Deidad laica, línea de fuga, obstinado objeto de su hegemonía que pone patas arriba cualquier intento de interpretación comprensiva, el fútbol volvió a exhibir sin pudores su sagrada condición cuando más lo necesitábamos. Influyó al menos, pero al máximo, para que mejorara la percepción generalizada que los uruguayos tenemos de él, como también de las cosas que contamina con sus diversas consecuencias sociales, económicas, emocionales y deportivas.

Mientras la pelota de cuero rodaba, el tiempo se hizo velozmente otro, pero sin dejar de ser el mismo de siempre, situado en esa región inexplicable donde las circunstancias doblan la esquina y adquieren fisonomía nueva.

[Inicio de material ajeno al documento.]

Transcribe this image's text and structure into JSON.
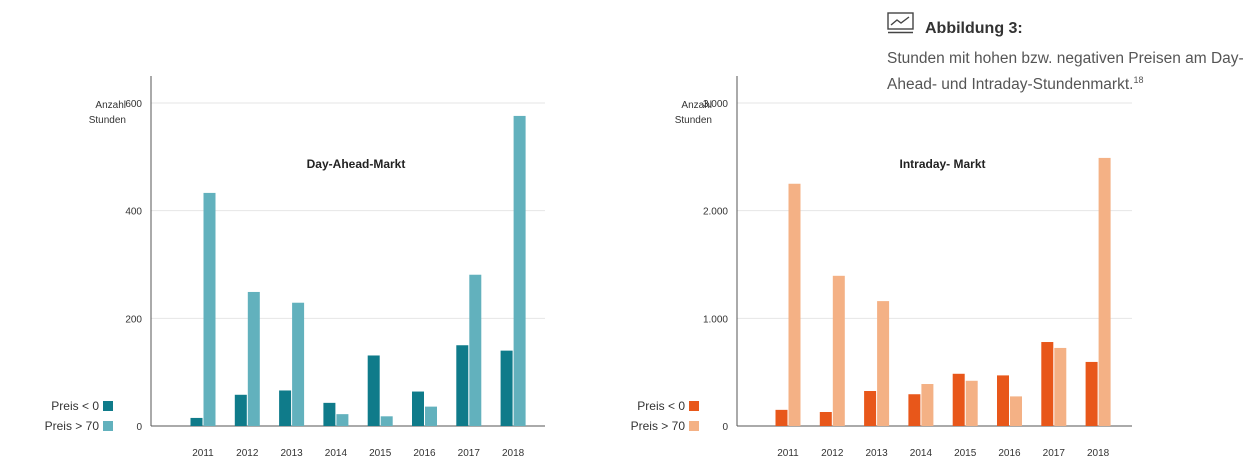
{
  "figure": {
    "title": "Abbildung 3:",
    "subtitle": "Stunden mit hohen bzw. negativen Preisen am Day-Ahead- und Intraday-Stundenmarkt.",
    "footnote": "18",
    "icon": "line-chart-icon"
  },
  "chart_data": [
    {
      "type": "bar",
      "title": "Day-Ahead-Markt",
      "ylabel": "Anzahl Stunden",
      "ylim": [
        0,
        600
      ],
      "yticks": [
        0,
        200,
        400,
        600
      ],
      "ytick_labels": [
        "0",
        "200",
        "400",
        "600"
      ],
      "grid": true,
      "legend": "bottom-left",
      "categories": [
        "2011",
        "2012",
        "2013",
        "2014",
        "2015",
        "2016",
        "2017",
        "2018"
      ],
      "series": [
        {
          "name": "Preis <   0",
          "color": "#0f7b8a",
          "values": [
            15,
            58,
            66,
            43,
            131,
            64,
            150,
            140
          ]
        },
        {
          "name": "Preis > 70",
          "color": "#62b1bd",
          "values": [
            433,
            249,
            229,
            22,
            18,
            36,
            281,
            576
          ]
        }
      ]
    },
    {
      "type": "bar",
      "title": "Intraday- Markt",
      "ylabel": "Anzahl Stunden",
      "ylim": [
        0,
        3000
      ],
      "yticks": [
        0,
        1000,
        2000,
        3000
      ],
      "ytick_labels": [
        "0",
        "1.000",
        "2.000",
        "3.000"
      ],
      "grid": true,
      "legend": "bottom-left",
      "categories": [
        "2011",
        "2012",
        "2013",
        "2014",
        "2015",
        "2016",
        "2017",
        "2018"
      ],
      "series": [
        {
          "name": "Preis <   0",
          "color": "#e8571a",
          "values": [
            150,
            130,
            325,
            295,
            485,
            470,
            780,
            595
          ]
        },
        {
          "name": "Preis > 70",
          "color": "#f4b185",
          "values": [
            2250,
            1395,
            1160,
            390,
            420,
            275,
            725,
            2490
          ]
        }
      ]
    }
  ]
}
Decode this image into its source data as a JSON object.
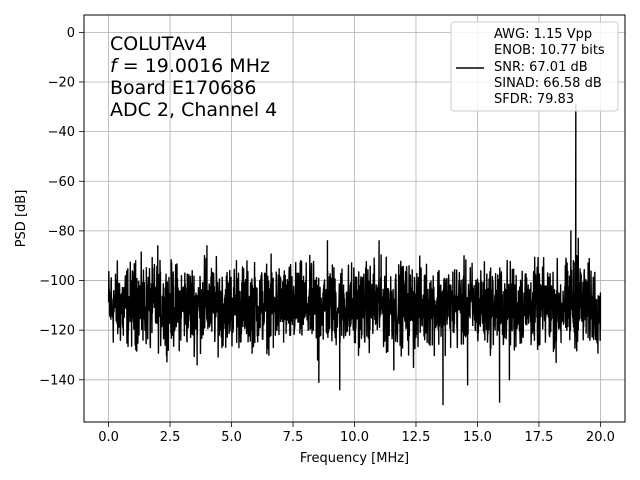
{
  "chart_data": {
    "type": "line",
    "title": "",
    "xlabel": "Frequency [MHz]",
    "ylabel": "PSD [dB]",
    "xlim": [
      -1.0,
      21.0
    ],
    "ylim": [
      -157,
      7
    ],
    "xticks": [
      0.0,
      2.5,
      5.0,
      7.5,
      10.0,
      12.5,
      15.0,
      17.5,
      20.0
    ],
    "xtick_labels": [
      "0.0",
      "2.5",
      "5.0",
      "7.5",
      "10.0",
      "12.5",
      "15.0",
      "17.5",
      "20.0"
    ],
    "yticks": [
      0,
      -20,
      -40,
      -60,
      -80,
      -100,
      -120,
      -140
    ],
    "ytick_labels": [
      "0",
      "−20",
      "−40",
      "−60",
      "−80",
      "−100",
      "−120",
      "−140"
    ],
    "grid": true,
    "line_color": "#000000",
    "annotation": {
      "line1": "COLUTAv4",
      "line2_var": "f",
      "line2_rest": " = 19.0016 MHz",
      "line3": "Board E170686",
      "line4": "ADC 2, Channel 4"
    },
    "legend": {
      "placement": "top-right",
      "entries": [
        "AWG: 1.15 Vpp",
        "ENOB: 10.77 bits",
        "SNR: 67.01 dB",
        "SINAD: 66.58 dB",
        "SFDR: 79.83"
      ]
    },
    "series": [
      {
        "noise_floor_db": -110,
        "noise_spread_db": 8,
        "points": [
          [
            0.0,
            -107
          ],
          [
            0.05,
            -110
          ],
          [
            0.1,
            -100
          ],
          [
            0.15,
            -112
          ],
          [
            0.5,
            -118
          ],
          [
            0.6,
            -122
          ],
          [
            1.0,
            -104
          ],
          [
            1.05,
            -96
          ],
          [
            1.1,
            -92
          ],
          [
            1.2,
            -110
          ],
          [
            1.4,
            -124
          ],
          [
            1.7,
            -127
          ],
          [
            2.0,
            -86
          ],
          [
            2.05,
            -112
          ],
          [
            2.3,
            -126
          ],
          [
            2.6,
            -122
          ],
          [
            3.0,
            -103
          ],
          [
            3.1,
            -97
          ],
          [
            3.5,
            -113
          ],
          [
            3.6,
            -134
          ],
          [
            3.9,
            -90
          ],
          [
            4.0,
            -86
          ],
          [
            4.05,
            -112
          ],
          [
            4.4,
            -104
          ],
          [
            4.5,
            -122
          ],
          [
            4.8,
            -105
          ],
          [
            5.0,
            -113
          ],
          [
            5.2,
            -92
          ],
          [
            5.5,
            -116
          ],
          [
            6.0,
            -103
          ],
          [
            6.5,
            -119
          ],
          [
            6.7,
            -127
          ],
          [
            7.0,
            -99
          ],
          [
            7.4,
            -122
          ],
          [
            7.6,
            -103
          ],
          [
            8.0,
            -113
          ],
          [
            8.5,
            -132
          ],
          [
            8.55,
            -141
          ],
          [
            8.9,
            -84
          ],
          [
            8.95,
            -112
          ],
          [
            9.2,
            -121
          ],
          [
            9.4,
            -144
          ],
          [
            9.8,
            -122
          ],
          [
            10.0,
            -125
          ],
          [
            10.2,
            -127
          ],
          [
            10.5,
            -117
          ],
          [
            10.8,
            -91
          ],
          [
            11.0,
            -84
          ],
          [
            11.05,
            -113
          ],
          [
            11.2,
            -119
          ],
          [
            11.3,
            -129
          ],
          [
            11.6,
            -136
          ],
          [
            12.0,
            -105
          ],
          [
            12.2,
            -130
          ],
          [
            12.4,
            -135
          ],
          [
            12.5,
            -119
          ],
          [
            12.9,
            -103
          ],
          [
            13.3,
            -119
          ],
          [
            13.5,
            -102
          ],
          [
            13.6,
            -150
          ],
          [
            13.7,
            -115
          ],
          [
            14.0,
            -109
          ],
          [
            14.5,
            -120
          ],
          [
            14.6,
            -142
          ],
          [
            14.7,
            -115
          ],
          [
            15.0,
            -121
          ],
          [
            15.3,
            -124
          ],
          [
            15.5,
            -116
          ],
          [
            15.8,
            -122
          ],
          [
            15.9,
            -149
          ],
          [
            16.0,
            -114
          ],
          [
            16.3,
            -140
          ],
          [
            16.5,
            -128
          ],
          [
            17.0,
            -99
          ],
          [
            17.3,
            -122
          ],
          [
            17.5,
            -126
          ],
          [
            17.8,
            -110
          ],
          [
            18.0,
            -116
          ],
          [
            18.2,
            -133
          ],
          [
            18.4,
            -125
          ],
          [
            18.5,
            -107
          ],
          [
            18.6,
            -91
          ],
          [
            18.7,
            -103
          ],
          [
            18.8,
            -80
          ],
          [
            18.9,
            -92
          ],
          [
            19.0,
            -29
          ],
          [
            19.05,
            -90
          ],
          [
            19.1,
            -83
          ],
          [
            19.2,
            -97
          ],
          [
            19.5,
            -123
          ],
          [
            19.8,
            -110
          ],
          [
            20.0,
            -105
          ]
        ]
      }
    ]
  }
}
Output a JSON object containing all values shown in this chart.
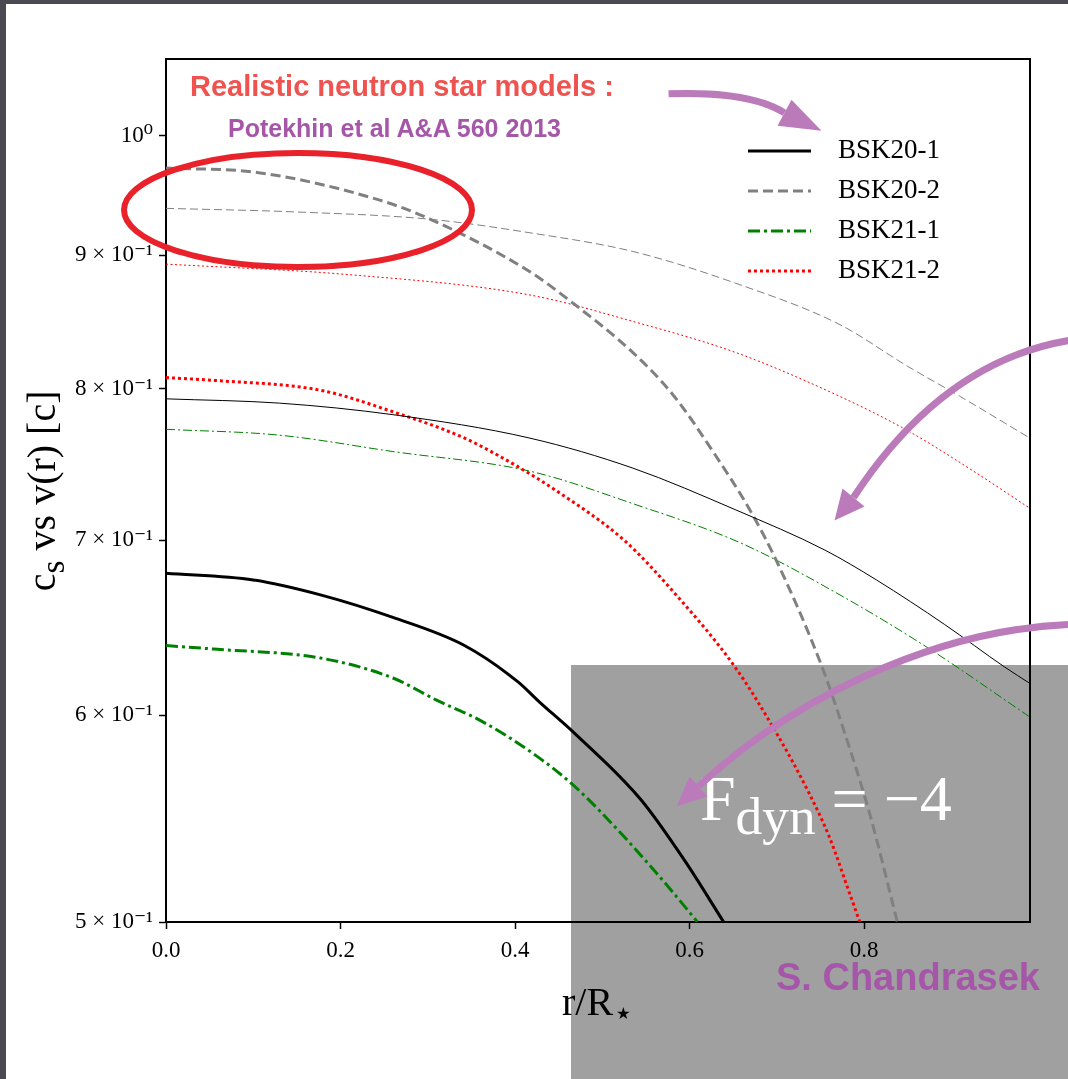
{
  "chart_data": {
    "type": "line",
    "xlabel": "r/R$_{⋆}$",
    "ylabel": "c$_{s}$ vs v(r) [c]",
    "annotations": [
      "Realistic neutron star models :",
      "Potekhin et al A&A 560 2013",
      "F$_{dyn}$ = −4",
      "S. Chandrasek"
    ],
    "xlim": [
      0,
      0.99
    ],
    "ylim": [
      0.5,
      1.07
    ],
    "xticks": [
      {
        "value": 0,
        "label": "0.0"
      },
      0.2,
      0.4,
      0.6,
      0.8
    ],
    "yticks": [
      {
        "value": 0.5,
        "label": "5 × 10⁻¹"
      },
      {
        "value": 0.6,
        "label": "6 × 10⁻¹"
      },
      {
        "value": 0.7,
        "label": "7 × 10⁻¹"
      },
      {
        "value": 0.8,
        "label": "8 × 10⁻¹"
      },
      {
        "value": 0.9,
        "label": "9 × 10⁻¹"
      },
      {
        "value": 1,
        "label": "10⁰"
      }
    ],
    "log": "y",
    "legend": "top right",
    "marker": "none",
    "series": [
      {
        "name": "BSK20-1",
        "color": "#000000",
        "line_style": "solid",
        "x": [
          0,
          0.1,
          0.178,
          0.26,
          0.342,
          0.403,
          0.428,
          0.467,
          0.544,
          0.594,
          0.639
        ],
        "values": [
          0.68,
          0.676,
          0.667,
          0.654,
          0.638,
          0.618,
          0.607,
          0.591,
          0.557,
          0.528,
          0.5
        ]
      },
      {
        "color": "#000000",
        "line_style": "solid",
        "x": [
          0,
          0.13,
          0.26,
          0.417,
          0.535,
          0.653,
          0.755,
          0.814,
          0.892,
          0.961,
          0.99
        ],
        "values": [
          0.793,
          0.79,
          0.782,
          0.766,
          0.746,
          0.719,
          0.694,
          0.676,
          0.65,
          0.626,
          0.617
        ]
      },
      {
        "name": "BSK20-2",
        "color": "#808080",
        "line_style": "dashed",
        "x": [
          0,
          0.106,
          0.244,
          0.303,
          0.417,
          0.464,
          0.535,
          0.582,
          0.629,
          0.669,
          0.699,
          0.751,
          0.776,
          0.807,
          0.838
        ],
        "values": [
          0.972,
          0.968,
          0.945,
          0.929,
          0.887,
          0.864,
          0.826,
          0.795,
          0.755,
          0.719,
          0.688,
          0.627,
          0.593,
          0.549,
          0.5
        ]
      },
      {
        "color": "#808080",
        "line_style": "dashed",
        "x": [
          0,
          0.15,
          0.303,
          0.417,
          0.535,
          0.653,
          0.771,
          0.85,
          0.909,
          0.99
        ],
        "values": [
          0.938,
          0.935,
          0.929,
          0.918,
          0.903,
          0.878,
          0.847,
          0.816,
          0.795,
          0.766
        ]
      },
      {
        "name": "BSK21-1",
        "color": "#008000",
        "line_style": "dashdot",
        "x": [
          0,
          0.055,
          0.177,
          0.26,
          0.31,
          0.361,
          0.424,
          0.467,
          0.525,
          0.575,
          0.609
        ],
        "values": [
          0.638,
          0.636,
          0.631,
          0.62,
          0.608,
          0.597,
          0.579,
          0.564,
          0.539,
          0.516,
          0.5
        ]
      },
      {
        "color": "#008000",
        "line_style": "dashdot",
        "x": [
          0,
          0.13,
          0.26,
          0.417,
          0.535,
          0.66,
          0.776,
          0.872,
          0.99
        ],
        "values": [
          0.772,
          0.768,
          0.757,
          0.744,
          0.723,
          0.698,
          0.666,
          0.637,
          0.599
        ]
      },
      {
        "name": "BSK21-2",
        "color": "#ff0000",
        "line_style": "dotted",
        "x": [
          0,
          0.055,
          0.177,
          0.26,
          0.342,
          0.403,
          0.448,
          0.525,
          0.583,
          0.652,
          0.699,
          0.737,
          0.76,
          0.784,
          0.795
        ],
        "values": [
          0.808,
          0.806,
          0.799,
          0.784,
          0.766,
          0.747,
          0.731,
          0.7,
          0.668,
          0.626,
          0.591,
          0.56,
          0.539,
          0.512,
          0.5
        ]
      },
      {
        "color": "#ff0000",
        "line_style": "dotted",
        "x": [
          0,
          0.205,
          0.417,
          0.535,
          0.653,
          0.771,
          0.85,
          0.928,
          0.99
        ],
        "values": [
          0.893,
          0.885,
          0.869,
          0.849,
          0.826,
          0.795,
          0.771,
          0.743,
          0.72
        ]
      }
    ]
  }
}
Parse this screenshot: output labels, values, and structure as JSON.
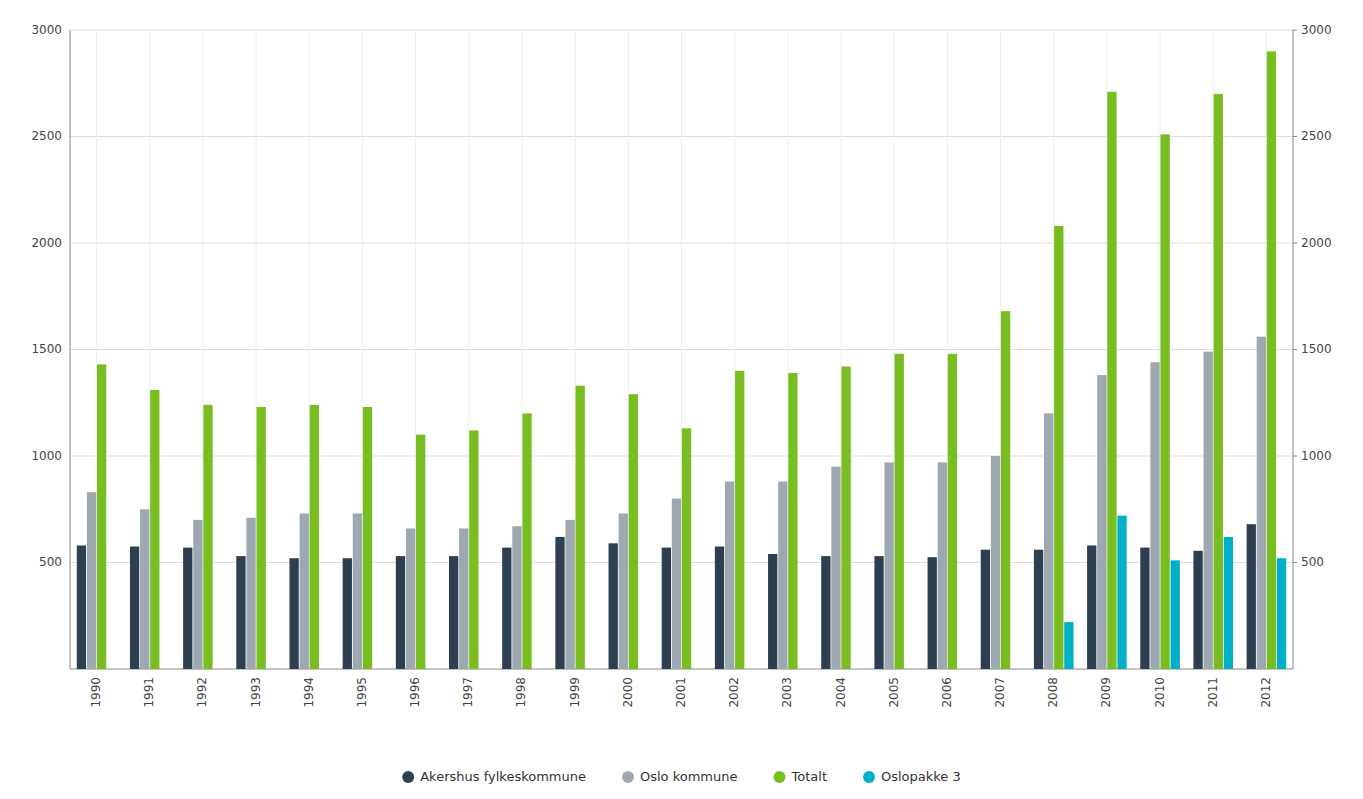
{
  "chart_data": {
    "type": "bar",
    "categories": [
      "1990",
      "1991",
      "1992",
      "1993",
      "1994",
      "1995",
      "1996",
      "1997",
      "1998",
      "1999",
      "2000",
      "2001",
      "2002",
      "2003",
      "2004",
      "2005",
      "2006",
      "2007",
      "2008",
      "2009",
      "2010",
      "2011",
      "2012"
    ],
    "series": [
      {
        "name": "Akershus fylkeskommune",
        "color": "#2d3f50",
        "values": [
          580,
          575,
          570,
          530,
          520,
          520,
          530,
          530,
          570,
          620,
          590,
          570,
          575,
          540,
          530,
          530,
          525,
          560,
          560,
          580,
          570,
          555,
          680
        ]
      },
      {
        "name": "Oslo kommune",
        "color": "#9ea8b0",
        "values": [
          830,
          750,
          700,
          710,
          730,
          730,
          660,
          660,
          670,
          700,
          730,
          800,
          880,
          880,
          950,
          970,
          970,
          1000,
          1200,
          1380,
          1440,
          1490,
          1560
        ]
      },
      {
        "name": "Totalt",
        "color": "#78be20",
        "values": [
          1430,
          1310,
          1240,
          1230,
          1240,
          1230,
          1100,
          1120,
          1200,
          1330,
          1290,
          1130,
          1400,
          1390,
          1420,
          1480,
          1480,
          1680,
          2080,
          2710,
          2510,
          2700,
          2900
        ]
      },
      {
        "name": "Oslopakke 3",
        "color": "#00b0c8",
        "values": [
          0,
          0,
          0,
          0,
          0,
          0,
          0,
          0,
          0,
          0,
          0,
          0,
          0,
          0,
          0,
          0,
          0,
          0,
          220,
          720,
          510,
          620,
          520
        ]
      }
    ],
    "ylim": [
      0,
      3000
    ],
    "yticks": [
      500,
      1000,
      1500,
      2000,
      2500,
      3000
    ],
    "y2lim": [
      0,
      3000
    ],
    "y2ticks": [
      500,
      1000,
      1500,
      2000,
      2500,
      3000
    ],
    "grid": true,
    "legend": "bottom"
  }
}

Hay mucho de bipolar en eso llamado "la condición uruguaya" o "uruguayez". Ese rasgo de bipolaridad colectiva es tal vez una de las principales razones por las cuales somos uno de los pueblos más interesantes del mundo. Pocos pueblos son tan volubles como el nuestro. Para muchas cosas, nuestra forma de ver y entender la realidad tiene filosofía de veleta. Cambia según el viento que sople. Un día alguien es genio, al siguiente un idiota.

Por esas cosas buenas que tiene el haberse muerto hace tiempo, José Gervasio Artigas es uno de los pocos inmunes al péndulo de las emociones volubles de los uruguayos, por lo que todavía –toquemos madera– continúa siendo el prócer, el gran héroe nacional, hoy sí y mañana también.

De ahí para abajo, nadie queda a salvo de la bipolar trituradora uruguaya.
Con su tercer mundial consecutivo, cuarto en total al frente del combinado nacional, Oscar Washington Tabárez resalta en el álbum histórico como una especie de prócer del deporte, salvado por sus logros de la ignominia y de los neuróticos cambios de opinión pública.

Si consideramos todos los grandes momentos de entretenimiento mayor relacionados "con la vida del hombre" que le debemos a Tabárez y a los jugadores por él convocados, podemos concluir que ni siquiera en Hollywood hay talentos así, capaces de generar drama, interés sostenido y un final feliz tan convincente como el que produjo en 2017 la selección uruguaya de fútbol.